Jeden September versammeln sich viele Staatspräsidenten, Regierungschefs und Außen minister unserer Welt für ein paar Tage in der amerikanischen Metropole New York City. Sie kommen anlässlich des Beginns der jährlichen Sitzung der Generalversammlung der Vereinten Nationen zusammen, um Reden zu halten, die zumeist zu Hause mehr Aufmerksamkeit erhalten als vor Ort, und – als diplomatische Entsprechung zum Speed Dating – um so viele Zusammentreffen wie menschenmöglich in ihren Terminkalender zu quetschen.

Konkretes Thema

Es gibt außerdem eine Tradition, ein konkretes Schwerpunktthema oder -problem zu benennen, dem dann besondere Aufmerksamkeit gewidmet wird, und dieses Jahr wird hier keine Ausnahme bilden. Der kommende 19. September ist der Diskussion des schweren Schicksals der Flüchtlinge (und Migranten) gewidmet sowie der Frage, was man noch tun kann und sollte, um ihnen zu helfen.

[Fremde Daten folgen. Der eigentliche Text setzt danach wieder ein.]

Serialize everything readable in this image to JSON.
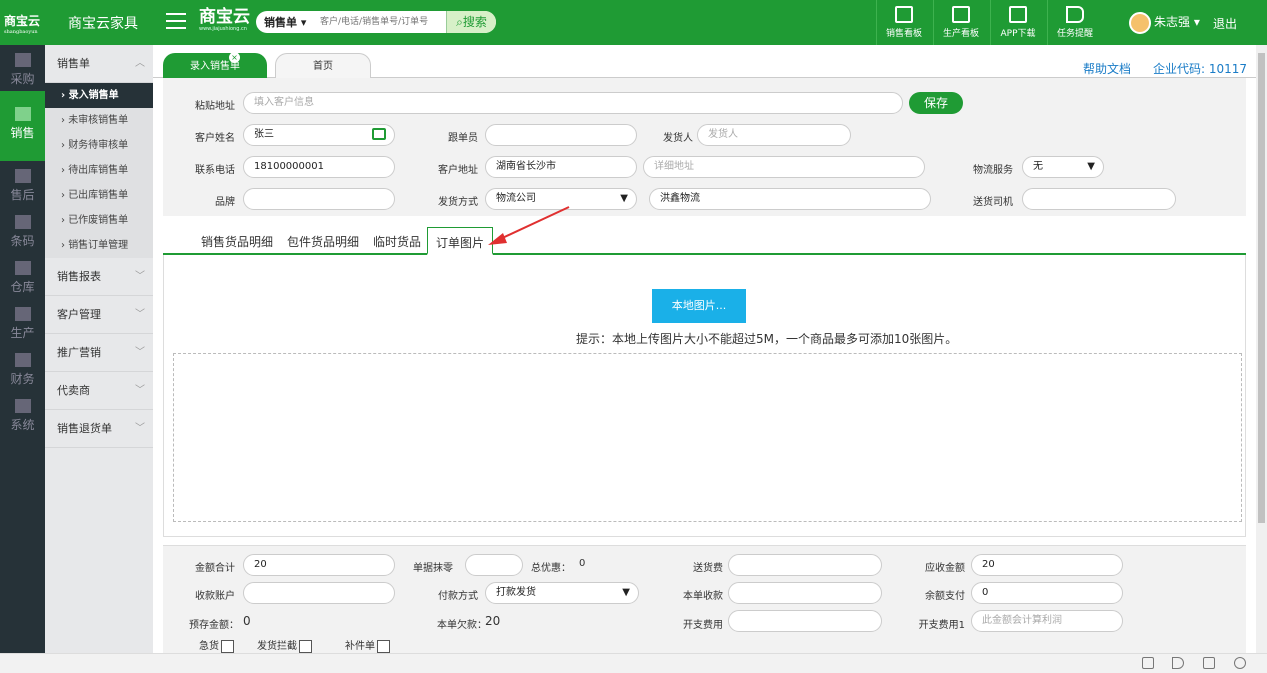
{
  "topbar": {
    "logo_text": "商宝云",
    "logo_sub": "shangbaoyun",
    "company_name": "商宝云家具",
    "brand": "商宝云",
    "brand_url": "www.jiajushiong.cn",
    "search_type": "销售单",
    "search_placeholder": "客户/电话/销售单号/订单号",
    "search_button": "搜索",
    "nav": [
      {
        "label": "销售看板",
        "icon": "chart-board-icon"
      },
      {
        "label": "生产看板",
        "icon": "chart-board-icon"
      },
      {
        "label": "APP下载",
        "icon": "qr-code-icon"
      },
      {
        "label": "任务提醒",
        "icon": "flag-icon"
      }
    ],
    "user_name": "朱志强",
    "logout": "退出"
  },
  "iconbar": [
    {
      "label": "采购",
      "icon": "cart-icon"
    },
    {
      "label": "销售",
      "icon": "sales-icon"
    },
    {
      "label": "售后",
      "icon": "after-sales-icon"
    },
    {
      "label": "条码",
      "icon": "barcode-icon"
    },
    {
      "label": "仓库",
      "icon": "warehouse-icon"
    },
    {
      "label": "生产",
      "icon": "robot-arm-icon"
    },
    {
      "label": "财务",
      "icon": "calculator-icon"
    },
    {
      "label": "系统",
      "icon": "gear-icon"
    }
  ],
  "sidebar": {
    "group_sales": "销售单",
    "sub_items": [
      "录入销售单",
      "未审核销售单",
      "财务待审核单",
      "待出库销售单",
      "已出库销售单",
      "已作废销售单",
      "销售订单管理"
    ],
    "groups": [
      "销售报表",
      "客户管理",
      "推广营销",
      "代卖商",
      "销售退货单"
    ]
  },
  "tabs": {
    "active": "录入销售单",
    "home": "首页",
    "help": "帮助文档",
    "company_code": "企业代码: 10117"
  },
  "form": {
    "paste_address_label": "粘贴地址",
    "paste_address_placeholder": "填入客户信息",
    "save_button": "保存",
    "customer_name_label": "客户姓名",
    "customer_name_value": "张三",
    "follower_label": "跟单员",
    "shipper_label": "发货人",
    "shipper_placeholder": "发货人",
    "phone_label": "联系电话",
    "phone_value": "18100000001",
    "address_label": "客户地址",
    "address_value": "湖南省长沙市",
    "address_detail_placeholder": "详细地址",
    "logistics_service_label": "物流服务",
    "logistics_service_value": "无",
    "brand_label": "品牌",
    "delivery_method_label": "发货方式",
    "delivery_method_value": "物流公司",
    "logistics_company_value": "洪鑫物流",
    "driver_label": "送货司机"
  },
  "subtabs": [
    "销售货品明细",
    "包件货品明细",
    "临时货品",
    "订单图片"
  ],
  "upload": {
    "button": "本地图片...",
    "hint": "提示：本地上传图片大小不能超过5M，一个商品最多可添加10张图片。"
  },
  "bottom": {
    "total_label": "金额合计",
    "total_value": "20",
    "rounding_label": "单据抹零",
    "total_discount_label": "总优惠：",
    "total_discount_value": "0",
    "delivery_fee_label": "送货费",
    "receivable_label": "应收金额",
    "receivable_value": "20",
    "account_label": "收款账户",
    "payment_method_label": "付款方式",
    "payment_method_value": "打款发货",
    "this_receipt_label": "本单收款",
    "balance_pay_label": "余额支付",
    "balance_pay_value": "0",
    "prepaid_label": "预存金额：",
    "prepaid_value": "0",
    "owed_label": "本单欠款：",
    "owed_value": "20",
    "expense_label": "开支费用",
    "expense1_label": "开支费用1",
    "expense1_placeholder": "此金额会计算利润",
    "urgent_label": "急货",
    "block_label": "发货拦截",
    "supplement_label": "补件单"
  }
}
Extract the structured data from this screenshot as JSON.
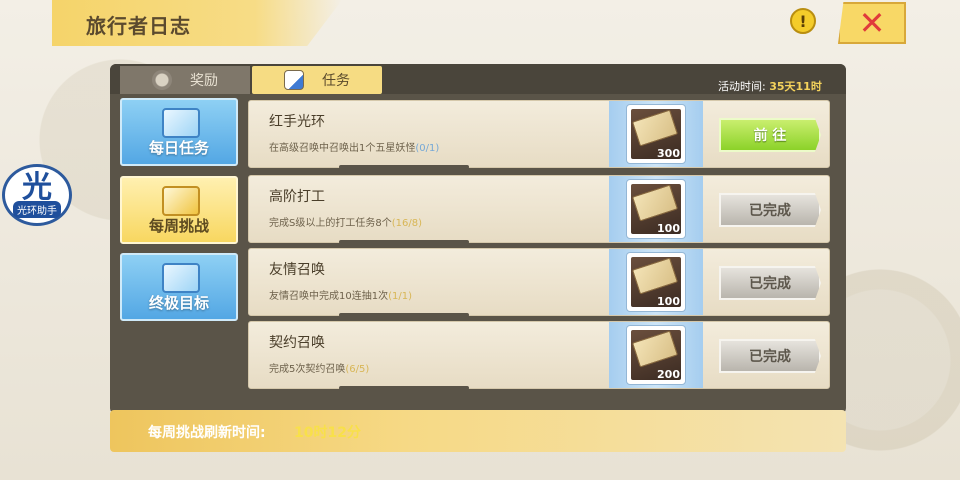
{
  "header": {
    "title": "旅行者日志",
    "info_icon": "exclamation-icon",
    "close_icon": "close-x-icon",
    "info_glyph": "!",
    "close_glyph": "✕"
  },
  "tabs": [
    {
      "label": "奖励",
      "icon": "badge-icon",
      "active": false
    },
    {
      "label": "任务",
      "icon": "notepad-icon",
      "active": true
    }
  ],
  "activity": {
    "label": "活动时间:",
    "value": "35天11时"
  },
  "sidebar": [
    {
      "label": "每日任务",
      "icon": "daily-scroll-icon",
      "active": false
    },
    {
      "label": "每周挑战",
      "icon": "weekly-cards-icon",
      "active": true
    },
    {
      "label": "终极目标",
      "icon": "ultimate-notebook-icon",
      "active": false
    }
  ],
  "helper": {
    "big": "光",
    "small": "光环助手"
  },
  "tasks": [
    {
      "name": "红手光环",
      "desc": "在高级召唤中召唤出1个五星妖怪",
      "progress": "(0/1)",
      "reward_count": "300",
      "action": "前 往",
      "status": "go"
    },
    {
      "name": "高阶打工",
      "desc": "完成S级以上的打工任务8个",
      "progress": "(16/8)",
      "reward_count": "100",
      "action": "已完成",
      "status": "done"
    },
    {
      "name": "友情召唤",
      "desc": "友情召唤中完成10连抽1次",
      "progress": "(1/1)",
      "reward_count": "100",
      "action": "已完成",
      "status": "done"
    },
    {
      "name": "契约召唤",
      "desc": "完成5次契约召唤",
      "progress": "(6/5)",
      "reward_count": "200",
      "action": "已完成",
      "status": "done"
    }
  ],
  "footer": {
    "label": "每周挑战刷新时间:",
    "value": "10时12分"
  },
  "colors": {
    "accent_yellow": "#f6dc83",
    "go_green": "#8cd229",
    "panel_dark": "#5a5448"
  }
}
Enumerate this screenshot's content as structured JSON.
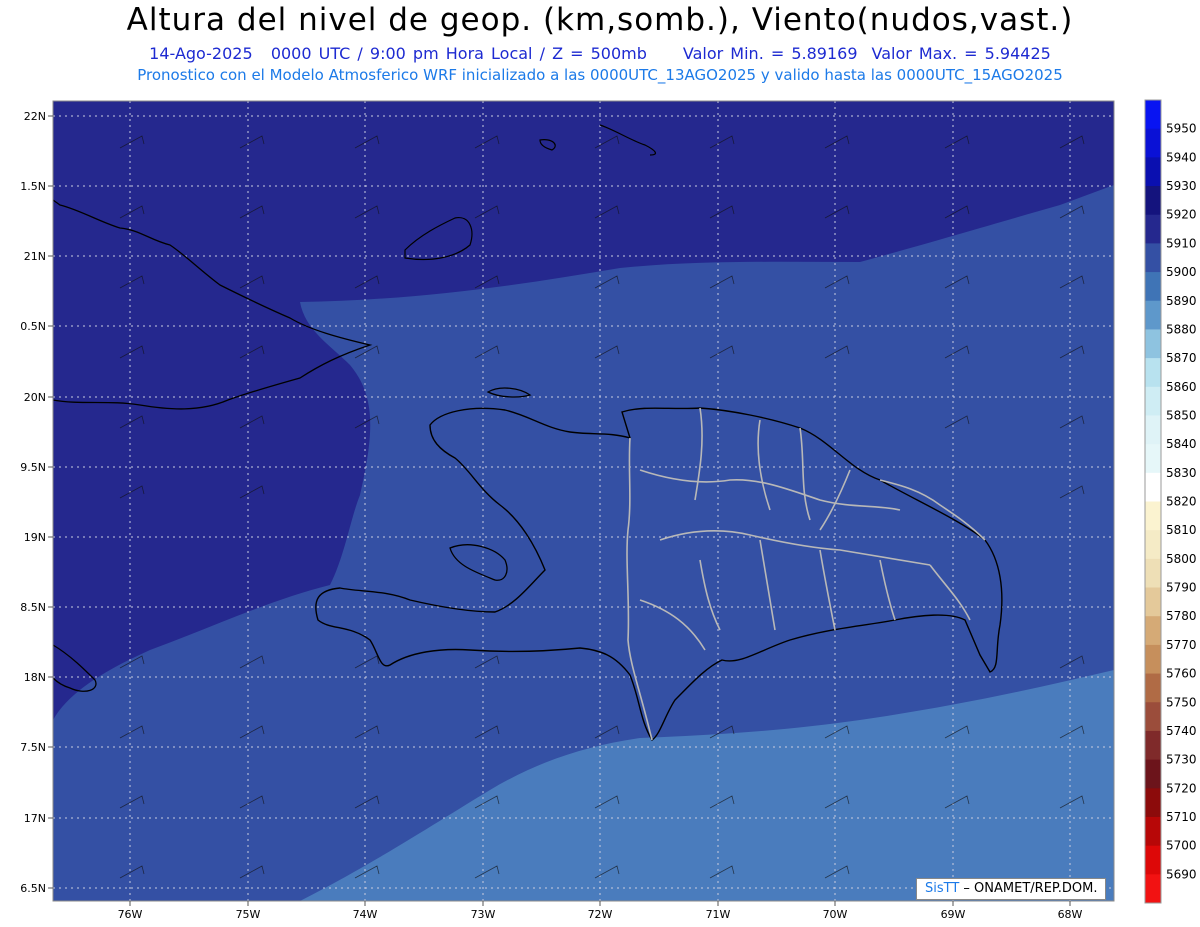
{
  "title": "Altura del nivel de geop. (km,somb.), Viento(nudos,vast.)",
  "subtitle": {
    "date": "14-Ago-2025",
    "time": "0000 UTC / 9:00 pm Hora Local / Z = 500mb",
    "min": "Valor Min. = 5.89169",
    "max": "Valor Max. = 5.94425"
  },
  "subtitle2": "Pronostico con el Modelo Atmosferico WRF inicializado a las 0000UTC_13AGO2025 y valido hasta las  0000UTC_15AGO2025",
  "lat_labels": [
    "22N",
    "1.5N",
    "21N",
    "0.5N",
    "20N",
    "9.5N",
    "19N",
    "8.5N",
    "18N",
    "7.5N",
    "17N",
    "6.5N"
  ],
  "lon_labels": [
    "76W",
    "75W",
    "74W",
    "73W",
    "72W",
    "71W",
    "70W",
    "69W",
    "68W"
  ],
  "colorbar": {
    "levels": [
      "5950",
      "5940",
      "5930",
      "5920",
      "5910",
      "5900",
      "5890",
      "5880",
      "5870",
      "5860",
      "5850",
      "5840",
      "5830",
      "5820",
      "5810",
      "5800",
      "5790",
      "5780",
      "5770",
      "5760",
      "5750",
      "5740",
      "5730",
      "5720",
      "5710",
      "5700",
      "5690"
    ],
    "colors": [
      "#0814f2",
      "#0a11d6",
      "#0a0fb0",
      "#14137d",
      "#25288e",
      "#3450a4",
      "#3f74b6",
      "#5e98cb",
      "#8ec3e0",
      "#b8e2ef",
      "#cfedf4",
      "#dff3f7",
      "#e6f7f9",
      "#ffffff",
      "#fbf3d0",
      "#f5ebc6",
      "#eedfb6",
      "#e4c99a",
      "#d5aa76",
      "#c68f5c",
      "#b06b45",
      "#9b4d3b",
      "#7f2a2a",
      "#6c141b",
      "#8c0b0b",
      "#b70707",
      "#dd0808",
      "#f21212"
    ]
  },
  "shading_colors": {
    "level_5920": "#25288e",
    "level_5910": "#3450a4",
    "level_5900": "#4a7cbd"
  },
  "credit": {
    "brand": "SisTT",
    "text": " –  ONAMET/REP.DOM."
  }
}
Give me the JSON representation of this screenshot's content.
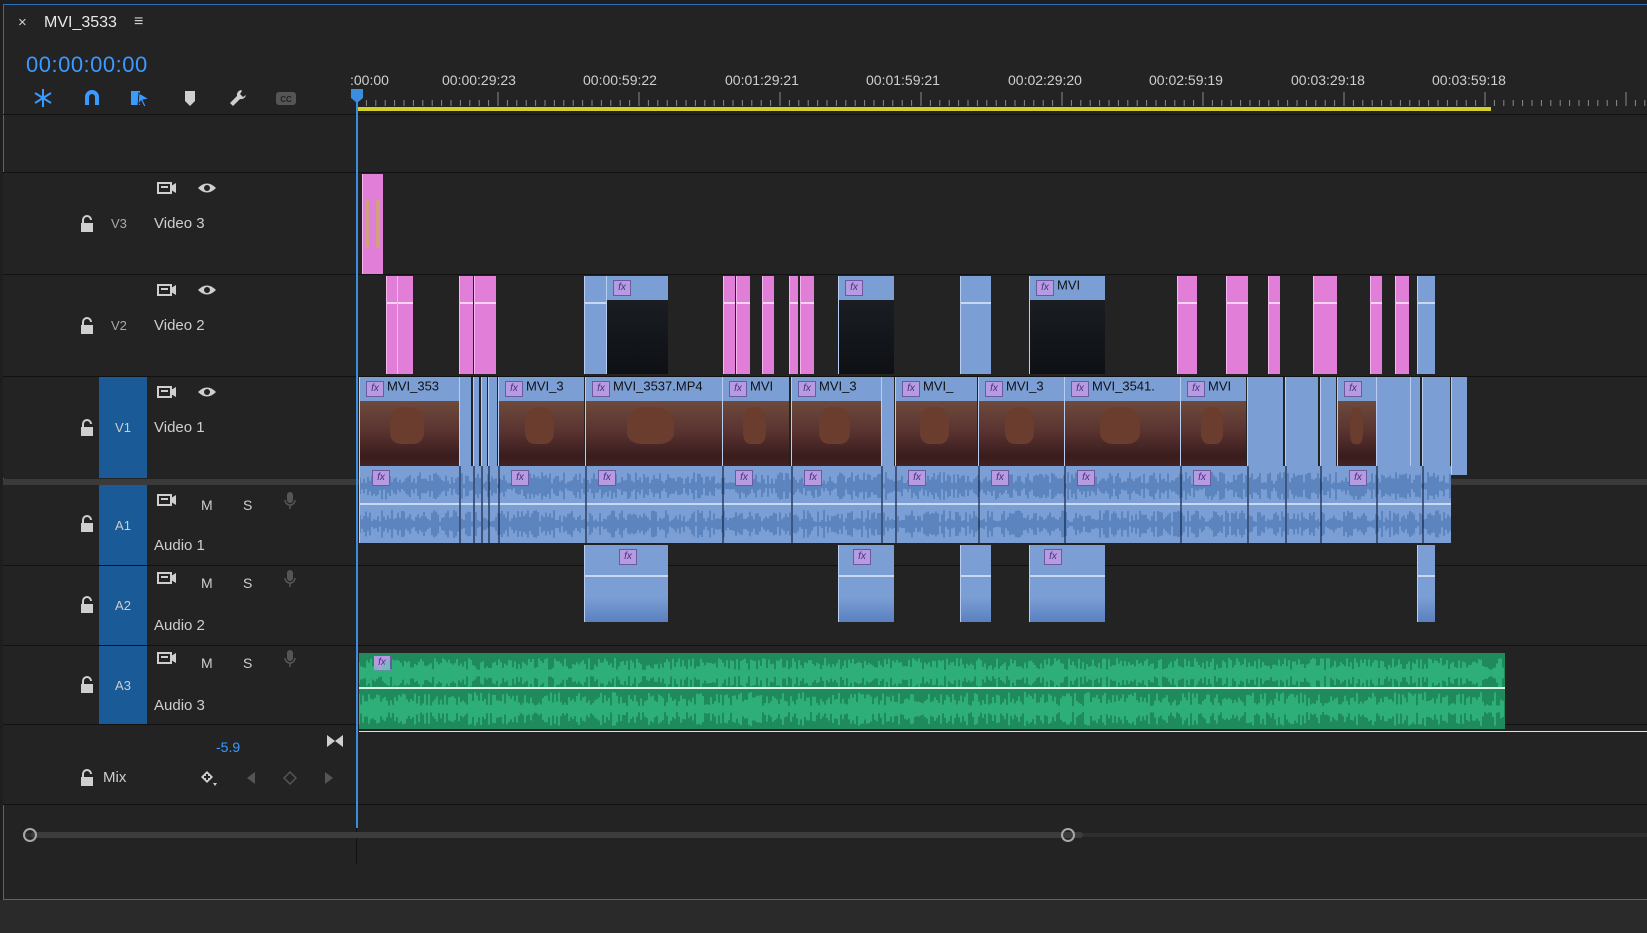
{
  "panel": {
    "close_glyph": "×",
    "sequence_name": "MVI_3533",
    "menu_glyph": "≡",
    "timecode": "00:00:00:00"
  },
  "toolbar": [
    {
      "name": "nest-toggle-icon",
      "active": true
    },
    {
      "name": "snap-magnet-icon",
      "active": true
    },
    {
      "name": "linked-selection-icon",
      "active": true
    },
    {
      "name": "add-marker-icon",
      "active": false
    },
    {
      "name": "timeline-settings-wrench-icon",
      "active": false
    },
    {
      "name": "captions-cc-icon",
      "active": false
    }
  ],
  "ruler": {
    "labels": [
      ":00:00",
      "00:00:29:23",
      "00:00:59:22",
      "00:01:29:21",
      "00:01:59:21",
      "00:02:29:20",
      "00:02:59:19",
      "00:03:29:18",
      "00:03:59:18"
    ]
  },
  "tracks": {
    "v3": {
      "id": "V3",
      "name": "Video 3"
    },
    "v2": {
      "id": "V2",
      "name": "Video 2"
    },
    "v1": {
      "id": "V1",
      "name": "Video 1"
    },
    "a1": {
      "id": "A1",
      "name": "Audio 1",
      "mute": "M",
      "solo": "S"
    },
    "a2": {
      "id": "A2",
      "name": "Audio 2",
      "mute": "M",
      "solo": "S"
    },
    "a3": {
      "id": "A3",
      "name": "Audio 3",
      "mute": "M",
      "solo": "S"
    },
    "mix": {
      "name": "Mix",
      "volume": "-5.9"
    }
  },
  "clips": {
    "v1_labels": [
      "MVI_353",
      "MVI_3",
      "MVI_3537.MP4",
      "MVI",
      "MVI_3",
      "MVI_",
      "MVI_3",
      "MVI_3541.",
      "MVI"
    ],
    "v2_label": "MVI",
    "fx": "fx"
  },
  "colors": {
    "accent": "#3b9aff",
    "video_clip": "#7b9fd4",
    "pink_clip": "#e07ed8",
    "music_clip": "#1f8a5b",
    "track_target": "#1a5a96",
    "work_area": "#d4cf2a"
  }
}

Das Thema ist gut gewählt, denn inzwischen gibt es schätzungsweise 21 Millionen Flüchtlinge weltweit. Ursprünglich galten als Flüchtlinge diejenigen, die ihre Heimatländer aus Angst vor Verfolgung verlassen; heute umfasst der Begriff auch jene, die aufgrund von Konflikten und Gewalt gezwungen sind, Grenzen zu überqueren. Die Anzahl der Flüchtlinge ist heute sehr viel höher als noch vor fünf Jahren, was in erster Linie auf das Chaos im Mittleren Osten zurückzuführen ist. Allein aus Syrien kommt heute jeder vierte Flüchtling.

Die Aufmerksamkeit der UN und ihrer Mitgliedstaaten spiegelt nicht nur die zahlenmäßige Zunahme oder die vermehrte Besorgnis über das Leid der Männer, Frauen und Kinder wider, die gezwungen sind, ihr Zuhause und ihre Heimatländer zu verlassen. Sie rührt außerdem von den Auswirkungen des Flüchtlingsstroms auf die Zielländer her, der die politische Lage in einem Land nach dem anderen auf den Kopf gestellt hat.

In Europa lassen sich die politische Opposition gegenüber der deutschen Bundeskanzlerin, Angela Merkel, das Brexit-Votum in Großbritannien und die wachsende Attraktivität nationalistischer Rechtsparteien auf von den Flüchtlingen ausgehende begründete und unbegründete Ängste zurückführen.

Belastung für viele Länder

Die wirtschaftliche und gesellschaftliche Belastung für Länder wie Jordanien, die Türkei, den Libanon und Pakistan, die sämtlich gefordert sind, eine große Anzahl von Flüchtlingen aufzunehmen, ist immens. Es bestehen außerdem Sicherheitsbedenken darüber, ob einige der Flüchtlinge tatsächliche oder potenzielle Terroristen seien.

Im Grundsatz gibt es vier Möglichkeiten, etwas Sinnvolles in Bezug auf das Flüchtlingsproblem zu tun. Die erste und grundlegendste besteht darin, Schritte zu unternehmen, um sicherzustellen, dass die Menschen nicht aus ihren Heimatländern flüchten müssen, oder, falls sie dies schon getan haben, um die Bedingungen zu schaffen, damit sie wieder dorthin zurückkehren können.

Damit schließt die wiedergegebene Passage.